Anyway,  I met this woman the first weekend who was really fun and interesting to talk with.  A few of us had lunch together, her included, and I spoke with her on the evening session too.  On the second weekend (there were almost 200 of us) one of the “supporters” passed a note to the facilitator (I volunteered doing support work for over a year after that event).  He stopped what he was talking about and announced that this woman (whose name was also Sherri, which is why I remember this so clearly) was killed in a car accident on the way to the event, so she would not be keeping her agreement.  I gasped, as did everyone else.  Firstly, at her death, secondly, at the ‘broken agreement’ comment.
No one said a word for a while and the facilitator moved on.  Mortified, I finally raised my hand.  When he acknowledge me I expressed my displeasure and anger at what he had said about her.  How could this be a ‘broken agreement?” I sputtered.  Everyone seemed relieved that someone finally spoke up….lots of mumbling about it.  The facilitator took a few moments to explain why he said it, and that he knew it sounded harsh.  But the bottom line was that she would not be coming back, hence the agreement was broken.  Not by choice.  Not on purpose.  Not to be interpreted as something negative, which is where the mind goes when someone says what he said.  But a broken agreement.  Period.

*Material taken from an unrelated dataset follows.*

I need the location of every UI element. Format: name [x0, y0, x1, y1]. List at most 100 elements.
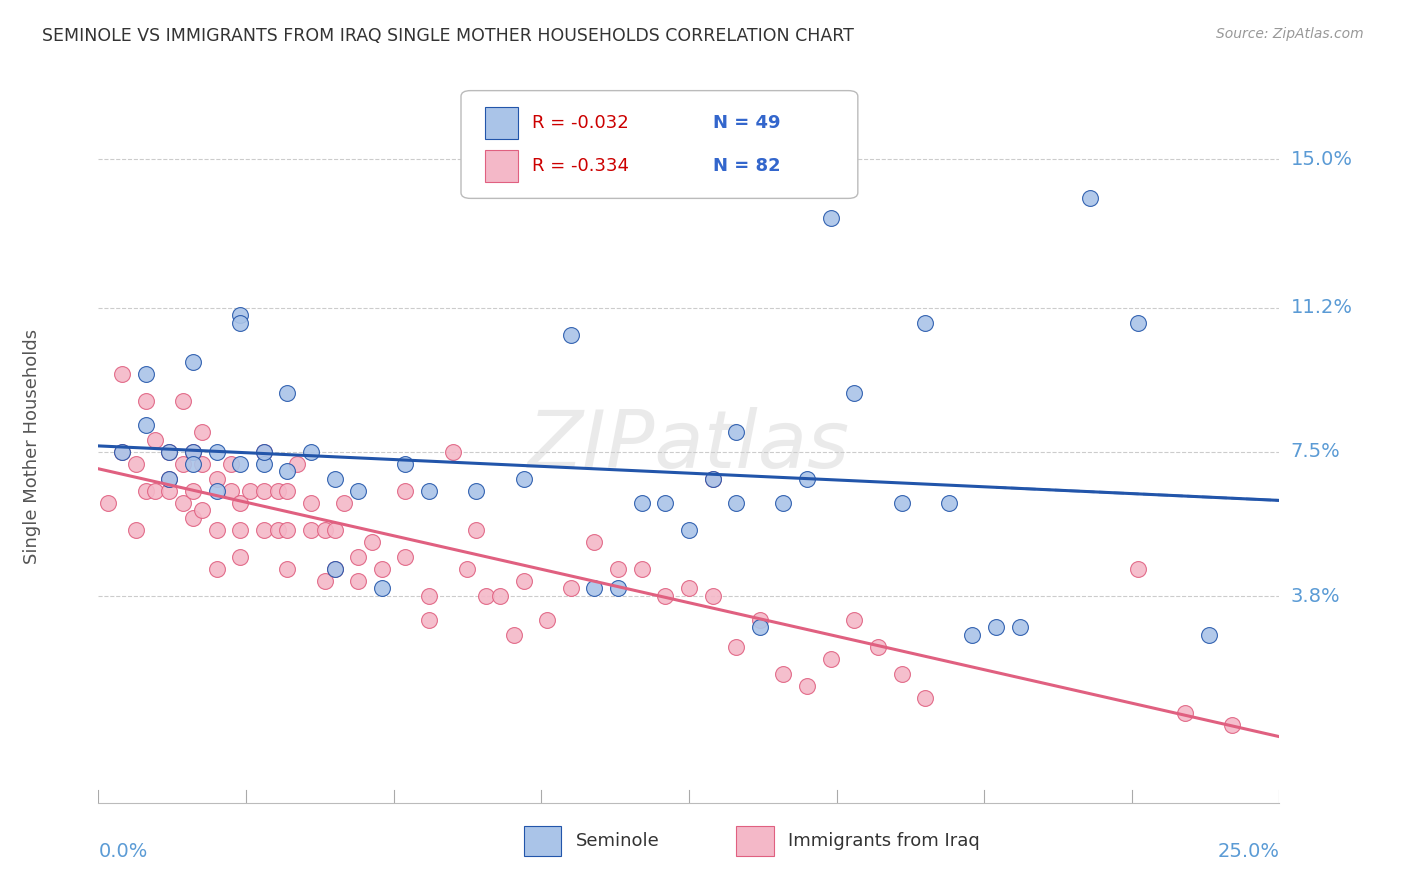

And something amazing started to happen in my brain.  I got it.  I really did.  We put so much negativity (or the opposite) in people’s words, never thinking about the simplicity of words or just the literal meaning.  No interpretation, just the facts.  She was not coming back.  The agreement was broken.  But broken agreements are not necessarily negative things so long as you have an explanation that is acceptable and if you can, do the breaking in advance.  Or if, like in this case, you are dead.
So accept the simple explanations and try not to interpret or judge, if possible.  Life would be so much easier, wouldn’t it?  Emails are the worst with regard to interpretation issues.  You don’t see the person’s face, you don’t hear their voice, you just read their words.  And words, as we know, can be very difficult to understand in any language.